The Four-Day Work Week: Denying the Obvious
If we want higher wages, better living standards, and a stronger economy, the answer isn’t to do less work
We seem to be living in an era where basic logic is treated as optional. The latest example? The unions’ push for a four-day working week with five days’ pay. It’s the kind of idea that sounds like a dream over coffee but collapses the moment you test it against reality.
Common Sense Test
Here’s the thing: you can’t fit five days’ work into four and if you can, it means you’re not producing enough in the five you’re already being paid for. That’s not innovation, that’s inefficiency, plain and simple. Common sense says if there’s room to chop 20% of the week and still meet targets, then something has been wrong with work productivity all along.

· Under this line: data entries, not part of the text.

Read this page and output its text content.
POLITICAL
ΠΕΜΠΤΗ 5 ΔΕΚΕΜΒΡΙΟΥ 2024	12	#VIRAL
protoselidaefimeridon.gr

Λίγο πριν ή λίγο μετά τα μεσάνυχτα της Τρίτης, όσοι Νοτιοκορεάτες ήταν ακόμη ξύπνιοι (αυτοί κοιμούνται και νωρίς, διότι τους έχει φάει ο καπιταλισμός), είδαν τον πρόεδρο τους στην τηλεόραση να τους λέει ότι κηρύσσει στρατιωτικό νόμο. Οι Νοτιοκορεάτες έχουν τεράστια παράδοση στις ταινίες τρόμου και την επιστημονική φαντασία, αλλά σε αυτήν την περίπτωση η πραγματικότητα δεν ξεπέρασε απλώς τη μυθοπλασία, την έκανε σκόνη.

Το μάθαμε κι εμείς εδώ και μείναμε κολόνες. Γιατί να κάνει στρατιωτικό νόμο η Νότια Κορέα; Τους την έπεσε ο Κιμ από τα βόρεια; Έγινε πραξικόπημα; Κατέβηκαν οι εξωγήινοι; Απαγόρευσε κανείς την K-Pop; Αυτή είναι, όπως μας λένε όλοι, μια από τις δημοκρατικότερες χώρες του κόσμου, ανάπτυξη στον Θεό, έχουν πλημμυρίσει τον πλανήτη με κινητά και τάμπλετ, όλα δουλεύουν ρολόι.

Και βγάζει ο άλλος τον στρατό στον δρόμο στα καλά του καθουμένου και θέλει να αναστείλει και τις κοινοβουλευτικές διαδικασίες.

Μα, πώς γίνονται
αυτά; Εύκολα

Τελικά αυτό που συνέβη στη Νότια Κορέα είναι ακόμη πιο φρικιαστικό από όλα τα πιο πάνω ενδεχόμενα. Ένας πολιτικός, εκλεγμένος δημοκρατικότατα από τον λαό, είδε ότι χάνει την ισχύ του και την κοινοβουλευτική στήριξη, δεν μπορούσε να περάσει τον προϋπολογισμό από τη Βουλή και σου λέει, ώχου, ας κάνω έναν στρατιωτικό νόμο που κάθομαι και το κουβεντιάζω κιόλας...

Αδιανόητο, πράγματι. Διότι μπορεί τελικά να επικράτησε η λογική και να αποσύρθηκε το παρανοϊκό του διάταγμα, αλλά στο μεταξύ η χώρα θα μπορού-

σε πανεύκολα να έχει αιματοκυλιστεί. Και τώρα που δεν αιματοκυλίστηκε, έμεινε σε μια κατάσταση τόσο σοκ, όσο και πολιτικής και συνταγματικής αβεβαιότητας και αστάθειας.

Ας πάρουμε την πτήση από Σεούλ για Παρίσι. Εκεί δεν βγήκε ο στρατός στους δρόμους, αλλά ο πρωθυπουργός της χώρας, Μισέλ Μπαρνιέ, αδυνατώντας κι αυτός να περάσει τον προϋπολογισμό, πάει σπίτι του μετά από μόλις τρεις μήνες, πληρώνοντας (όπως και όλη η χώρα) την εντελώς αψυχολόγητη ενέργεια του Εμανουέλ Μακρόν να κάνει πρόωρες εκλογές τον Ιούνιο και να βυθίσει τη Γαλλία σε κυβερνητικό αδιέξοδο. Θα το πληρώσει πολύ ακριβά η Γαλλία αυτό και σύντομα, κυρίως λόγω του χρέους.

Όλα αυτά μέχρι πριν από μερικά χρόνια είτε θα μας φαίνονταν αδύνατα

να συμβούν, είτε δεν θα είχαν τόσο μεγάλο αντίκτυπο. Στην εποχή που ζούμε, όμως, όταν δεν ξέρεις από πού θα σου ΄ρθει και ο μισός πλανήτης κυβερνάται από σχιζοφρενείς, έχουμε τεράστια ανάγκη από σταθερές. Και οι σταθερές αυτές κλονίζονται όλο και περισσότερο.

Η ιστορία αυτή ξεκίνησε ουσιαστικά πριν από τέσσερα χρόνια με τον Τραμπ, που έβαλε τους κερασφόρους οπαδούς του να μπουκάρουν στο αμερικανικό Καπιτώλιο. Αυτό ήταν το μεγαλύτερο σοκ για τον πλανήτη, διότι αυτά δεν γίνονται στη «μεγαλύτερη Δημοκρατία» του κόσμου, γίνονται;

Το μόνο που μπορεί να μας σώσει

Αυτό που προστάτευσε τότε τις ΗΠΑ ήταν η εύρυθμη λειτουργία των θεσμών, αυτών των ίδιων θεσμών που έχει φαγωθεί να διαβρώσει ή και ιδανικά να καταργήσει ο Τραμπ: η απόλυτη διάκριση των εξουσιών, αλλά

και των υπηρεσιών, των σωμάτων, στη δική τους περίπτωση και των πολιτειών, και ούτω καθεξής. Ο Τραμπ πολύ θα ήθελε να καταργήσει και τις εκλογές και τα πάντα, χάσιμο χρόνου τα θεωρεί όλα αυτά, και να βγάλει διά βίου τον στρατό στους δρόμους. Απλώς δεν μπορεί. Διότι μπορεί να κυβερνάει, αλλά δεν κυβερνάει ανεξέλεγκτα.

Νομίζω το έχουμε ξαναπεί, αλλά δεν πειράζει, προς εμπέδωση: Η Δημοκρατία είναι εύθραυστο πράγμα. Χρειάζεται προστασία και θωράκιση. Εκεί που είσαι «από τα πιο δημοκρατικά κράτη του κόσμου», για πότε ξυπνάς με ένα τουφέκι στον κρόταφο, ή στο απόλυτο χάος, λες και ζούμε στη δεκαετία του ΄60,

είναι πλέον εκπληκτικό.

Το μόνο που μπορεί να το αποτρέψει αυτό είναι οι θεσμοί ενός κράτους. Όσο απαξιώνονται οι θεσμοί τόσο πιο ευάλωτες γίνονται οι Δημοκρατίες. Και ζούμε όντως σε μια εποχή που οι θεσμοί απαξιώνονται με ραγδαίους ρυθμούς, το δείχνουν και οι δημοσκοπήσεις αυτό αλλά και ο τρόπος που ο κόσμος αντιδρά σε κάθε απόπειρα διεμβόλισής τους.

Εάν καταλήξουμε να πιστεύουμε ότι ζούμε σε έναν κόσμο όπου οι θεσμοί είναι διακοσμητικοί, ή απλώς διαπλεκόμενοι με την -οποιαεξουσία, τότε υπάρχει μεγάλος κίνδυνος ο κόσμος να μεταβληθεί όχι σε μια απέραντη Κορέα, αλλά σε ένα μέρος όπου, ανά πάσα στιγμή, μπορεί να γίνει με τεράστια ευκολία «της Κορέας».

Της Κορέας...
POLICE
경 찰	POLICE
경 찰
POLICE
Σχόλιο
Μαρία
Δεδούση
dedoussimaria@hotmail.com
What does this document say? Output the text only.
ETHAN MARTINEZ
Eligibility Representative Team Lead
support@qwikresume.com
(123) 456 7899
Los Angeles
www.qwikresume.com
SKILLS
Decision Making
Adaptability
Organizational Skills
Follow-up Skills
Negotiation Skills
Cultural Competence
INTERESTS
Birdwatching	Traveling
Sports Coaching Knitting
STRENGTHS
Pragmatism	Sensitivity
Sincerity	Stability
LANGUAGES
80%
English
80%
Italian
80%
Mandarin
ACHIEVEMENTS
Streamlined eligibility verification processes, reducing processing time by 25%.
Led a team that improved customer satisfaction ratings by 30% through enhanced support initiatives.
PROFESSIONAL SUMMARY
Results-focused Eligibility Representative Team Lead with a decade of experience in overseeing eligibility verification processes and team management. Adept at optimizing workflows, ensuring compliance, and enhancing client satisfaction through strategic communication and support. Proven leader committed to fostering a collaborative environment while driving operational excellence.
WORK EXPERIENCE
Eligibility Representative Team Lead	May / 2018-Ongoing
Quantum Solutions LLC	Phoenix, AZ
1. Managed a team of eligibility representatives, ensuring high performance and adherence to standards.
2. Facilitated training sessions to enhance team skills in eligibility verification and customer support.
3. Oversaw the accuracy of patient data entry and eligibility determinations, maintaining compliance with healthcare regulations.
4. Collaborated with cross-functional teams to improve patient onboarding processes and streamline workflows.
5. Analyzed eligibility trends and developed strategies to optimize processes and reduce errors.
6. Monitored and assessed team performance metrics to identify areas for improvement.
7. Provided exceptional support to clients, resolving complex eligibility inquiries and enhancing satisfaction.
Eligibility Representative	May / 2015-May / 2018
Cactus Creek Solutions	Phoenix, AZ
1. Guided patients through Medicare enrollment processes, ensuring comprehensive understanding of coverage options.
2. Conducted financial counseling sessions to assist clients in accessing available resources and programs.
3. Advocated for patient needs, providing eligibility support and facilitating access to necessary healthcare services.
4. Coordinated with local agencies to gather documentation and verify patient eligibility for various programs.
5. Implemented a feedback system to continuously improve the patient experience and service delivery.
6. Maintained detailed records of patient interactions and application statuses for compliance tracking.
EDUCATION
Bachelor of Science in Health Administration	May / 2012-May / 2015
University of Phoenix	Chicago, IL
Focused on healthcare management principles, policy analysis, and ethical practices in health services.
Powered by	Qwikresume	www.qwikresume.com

The Union Promise: Job Satisfaction
The unions argue that fewer days will boost morale and job satisfaction, therefore workers will produce more in less time. It’s a seductive idea. Who wouldn’t want a long weekend every weekend? But satisfaction doesn’t always translate into output. If it did, our current workplace arrangements with public holidays, personal leave, long service leave, and flexibility would have us punching above our weight on productivity. Instead, our national output per worker is stagnant, and our competitiveness is slipping.
The Coverage Problem
Then there’s the reality of industries that simply cannot shut the doors after four days. Hospitals, aged care, retail, logistics, utilities, hospitality, and manufacturing all need to be manned five, six, or even seven days a week. Under a four-day model, these sectors would need 20% more workers to cover rosters — which means 20% higher wage bills. In the private sector, that pushes up the price of everything. In the public sector, taxpayers foot the bill. Either way, it’s unsustainable.
A Productivity Reality Check
Australia’s productivity is already in the doldrums. We’re working fewer hours, effectively producing less per worker and losing ground against international competitors. Energy costs are high, infrastructure is stretched, and skills mismatches are holding industries back. Adding a shorter week with the same pay doesn’t solve any of this — it makes it worse. It’s like deciding the best way to win a marathon is to run fewer kilometres. You might feel fresher, but you won’t reach the finish line.
The Real Answer
If we want higher wages, better living standards, and a stronger economy, the answer isn’t to do less work — it’s to produce more, and do it better. Real prosperity comes from higher productivity, not legislated leisure. Pretending otherwise is wishful thinking dressed up as policy.
The truth is simple: you can’t legislate prosperity by cutting the workweek and keeping the pay the same. That’s not progress — it’s a shortcut to nowhere.